Eric Schneiderman Resigns Amid Abuse Allegations

Politics

Four women have accused New York’s Attorney General of physical abuse causing him to resign from office.

“While these allegations are unrelated to my professional conduct or the operations of the office, they will effectively prevent me from leading the office’s work at this critical time,” a statement issued by Eric Schneiderman read. “I therefore resign my office, effective at the close of business on May 8, 2018.”

Schneiderman had become one of the most powerful political figures in New York, his profile beginning to take on national importance, as he had also become a rising star in Democratic politics.

He had also become of the loudest advocates of the #MeToo movement, the national movement against sexual harassment. Schneiderman even used his authority to take legal action against former head of Miramax Movie Studios, Harvey Weinstein, who stands accused of sexual abuse, harassment and rape by a dozens of women, including Hollywood stars Gwyneth Paltrow and Angelina Jolie.

Schneiderman filed a civil rights lawsuit against the Weinstein Company and Weinstein himself, along with other company executives, including Weinstein’s brother Bob, accusing them of knowing for years of the allegations but failing to act on them.

One of the women accusing Schneiderman of abuse, Michelle Manning Barish, said Schneiderman repeatedly hit her during their relationship and threatened to kill her. “If you ever left me, I’d kill you,” he reportedly said.

He “would almost always drink two bottles of wine in a night, then bring a bottle of Scotch into the bedroom. He would get absolutely plastered five nights out of seven,” Manning Barish said.

Another woman, Tanya Selvaratnam, said Schneiderman was abusive while they were intimate. He made her “call him Master, and he’d slap me until I did.”

“[H]e started calling me his ‘brown slave’ and demanding that I repeat that I was ‘his property,'” Selvaratnam told The New Yorker, which first reported the allegations.

Two other women also came forward with allegations of abuse but asked not to be identified.

In light of the allegations, New York Gov. Andrew Cuomo had called on Schneiderman to resign. “No one is above the law, including New York’s top legal officer,” said Cuomo, adding that an “immediate investigation” would “proceed as the facts merit.”
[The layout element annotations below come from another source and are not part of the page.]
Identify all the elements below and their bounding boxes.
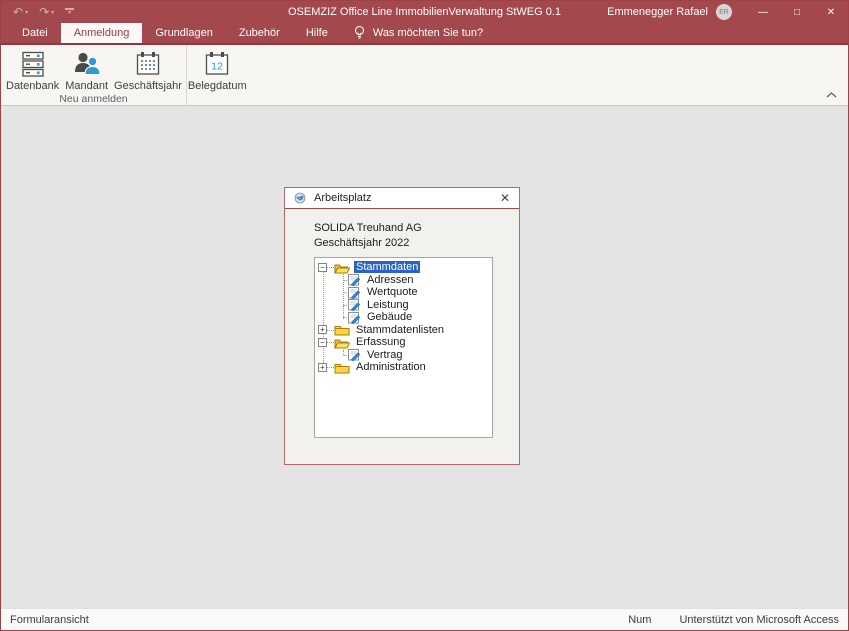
- tell-me-label: Was möchten Sie tun?: [373, 27, 483, 39]
- dialog-body: SOLIDA Treuhand AG Geschäftsjahr 2022 − S…: [285, 209, 519, 463]
- numlock-indicator: Num: [628, 614, 651, 626]
- tree-item-label[interactable]: Adressen: [365, 274, 415, 286]
- ribbon-tab-row: DateiAnmeldungGrundlagenZubehörHilfe Was…: [1, 23, 848, 43]
- form-icon: [348, 286, 361, 299]
- ribbon-button-label: Belegdatum: [188, 80, 247, 92]
- ribbon-buttons: DatenbankMandantGeschäftsjahr12Belegdatu…: [1, 45, 186, 93]
- lightbulb-icon: [353, 25, 366, 41]
- geschäftsjahr-button[interactable]: Geschäftsjahr: [111, 47, 185, 93]
- form-globe-icon: [294, 192, 306, 204]
- calendar-12-icon: 12: [202, 49, 232, 79]
- title-bar: ↶▾ ↷▾ ▾ OSEMZIZ Office Line ImmobilienVe…: [1, 1, 848, 23]
- tree-item-label[interactable]: Vertrag: [365, 349, 404, 361]
- tree: − StammdatenAdressenWertquoteLeistungGebä…: [315, 258, 492, 437]
- ribbon-group-neu-anmelden: DatenbankMandantGeschäftsjahr12Belegdatu…: [1, 45, 187, 105]
- tree-row-erfassung[interactable]: − Erfassung: [315, 336, 492, 349]
- maximize-button[interactable]: □: [780, 1, 814, 23]
- fiscal-year: Geschäftsjahr 2022: [314, 237, 409, 249]
- ribbon-button-label: Geschäftsjahr: [114, 80, 182, 92]
- app-window: ↶▾ ↷▾ ▾ OSEMZIZ Office Line ImmobilienVe…: [0, 0, 849, 631]
- tree-item-label[interactable]: Stammdatenlisten: [354, 324, 446, 336]
- expand-toggle-icon[interactable]: +: [318, 363, 327, 372]
- dialog-title: Arbeitsplatz: [314, 192, 371, 204]
- belegdatum-button[interactable]: 12 Belegdatum: [185, 47, 250, 93]
- company-name: SOLIDA Treuhand AG: [314, 222, 422, 234]
- collapse-toggle-icon[interactable]: −: [318, 338, 327, 347]
- form-canvas: Arbeitsplatz ✕ SOLIDA Treuhand AG Geschä…: [1, 106, 848, 608]
- chevron-up-icon: [826, 92, 837, 98]
- ribbon-tabs: DateiAnmeldungGrundlagenZubehörHilfe: [9, 23, 341, 43]
- signed-in-user[interactable]: Emmenegger Rafael: [607, 6, 708, 18]
- tree-row-stammdatenlisten[interactable]: + Stammdatenlisten: [315, 324, 492, 337]
- svg-text:12: 12: [211, 61, 223, 73]
- tree-item-label[interactable]: Stammdaten: [354, 261, 420, 273]
- form-icon: [348, 298, 361, 311]
- ribbon: Datenbank Mandant Geschäftsjahr 12 Belegdatu…: [1, 43, 848, 106]
- tree-item-label[interactable]: Wertquote: [365, 286, 420, 298]
- folder-closed-icon: [334, 323, 350, 336]
- tree-item-label[interactable]: Gebäude: [365, 311, 414, 323]
- mandant-button[interactable]: Mandant: [62, 47, 111, 93]
- tree-row-adressen[interactable]: Adressen: [315, 274, 492, 287]
- collapse-ribbon-button[interactable]: [824, 90, 838, 100]
- customize-qat-icon[interactable]: ▾: [65, 8, 74, 16]
- close-button[interactable]: ✕: [814, 1, 848, 23]
- users-icon: [72, 49, 102, 79]
- view-mode-label: Formularansicht: [10, 614, 89, 626]
- database-icon: [18, 49, 48, 79]
- undo-icon[interactable]: ↶▾: [13, 5, 28, 19]
- ribbon-button-label: Datenbank: [6, 80, 59, 92]
- user-avatar[interactable]: ER: [716, 4, 732, 20]
- folder-closed-icon: [334, 361, 350, 374]
- tree-row-administration[interactable]: + Administration: [315, 361, 492, 374]
- collapse-toggle-icon[interactable]: −: [318, 263, 327, 272]
- calendar-grid-icon: [133, 49, 163, 79]
- tree-item-label[interactable]: Erfassung: [354, 336, 408, 348]
- quick-access-toolbar: ↶▾ ↷▾ ▾: [13, 5, 74, 19]
- tab-zubehör[interactable]: Zubehör: [226, 23, 293, 43]
- dialog-title-bar[interactable]: Arbeitsplatz ✕: [285, 188, 519, 209]
- expand-toggle-icon[interactable]: +: [318, 325, 327, 334]
- tab-anmeldung[interactable]: Anmeldung: [61, 23, 143, 43]
- folder-open-icon: [334, 336, 350, 349]
- dialog-close-icon[interactable]: ✕: [500, 191, 510, 205]
- form-icon: [348, 311, 361, 324]
- tree-row-gebäude[interactable]: Gebäude: [315, 311, 492, 324]
- redo-icon[interactable]: ↷▾: [39, 5, 54, 19]
- tree-row-vertrag[interactable]: Vertrag: [315, 349, 492, 362]
- folder-open-icon: [334, 261, 350, 274]
- ribbon-button-label: Mandant: [65, 80, 108, 92]
- tree-item-label[interactable]: Administration: [354, 361, 428, 373]
- navigation-tree-box: − StammdatenAdressenWertquoteLeistungGebä…: [314, 257, 493, 438]
- powered-by-label: Unterstützt von Microsoft Access: [679, 614, 839, 626]
- form-icon: [348, 348, 361, 361]
- tree-item-label[interactable]: Leistung: [365, 299, 411, 311]
- tree-row-wertquote[interactable]: Wertquote: [315, 286, 492, 299]
- tree-row-leistung[interactable]: Leistung: [315, 299, 492, 312]
- minimize-button[interactable]: —: [746, 1, 780, 23]
- tab-grundlagen[interactable]: Grundlagen: [142, 23, 226, 43]
- arbeitsplatz-dialog: Arbeitsplatz ✕ SOLIDA Treuhand AG Geschä…: [284, 187, 520, 465]
- tree-row-stammdaten[interactable]: − Stammdaten: [315, 261, 492, 274]
- datenbank-button[interactable]: Datenbank: [3, 47, 62, 93]
- status-bar: Formularansicht Num Unterstützt von Micr…: [1, 608, 848, 630]
- tell-me-box[interactable]: Was möchten Sie tun?: [353, 23, 483, 43]
- form-icon: [348, 273, 361, 286]
- window-title: OSEMZIZ Office Line ImmobilienVerwaltung…: [288, 6, 561, 18]
- tab-hilfe[interactable]: Hilfe: [293, 23, 341, 43]
- tab-datei[interactable]: Datei: [9, 23, 61, 43]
New York’s junior Senator, Kirsten Gillibrand, a leading voice in the #MeToo movement, had also called on Schneiderman to resign: “The violent actions described by multiple women in this story are abhorrent. Based on this extensive and serious reporting, I do not believe that Eric Schneiderman should continue to serve as Attorney General. There should be a full and immediate investigation into these credible allegations.”

Despite handing in his resignation, Schneiderman maintains his actions were consensual. “In the privacy of intimate relationships, I have engaged in role-playing and other consensual sexual activity. I have not assaulted anyone. I have never engaged in non-consensual sex, which is a line I would not cross,” he said in a statement.

Schneiderman once congratulated The New Yorker as well as The New York Times for a joint Pulitzer Prize the outlets received for their coverage of sexual harassment. Schneiderman lauded “the brave women and men who spoke up about the sexual harassment they had endured at the hands of powerful men.”

Without these women, “there would not be the critical national reckoning under way,” he tweeted.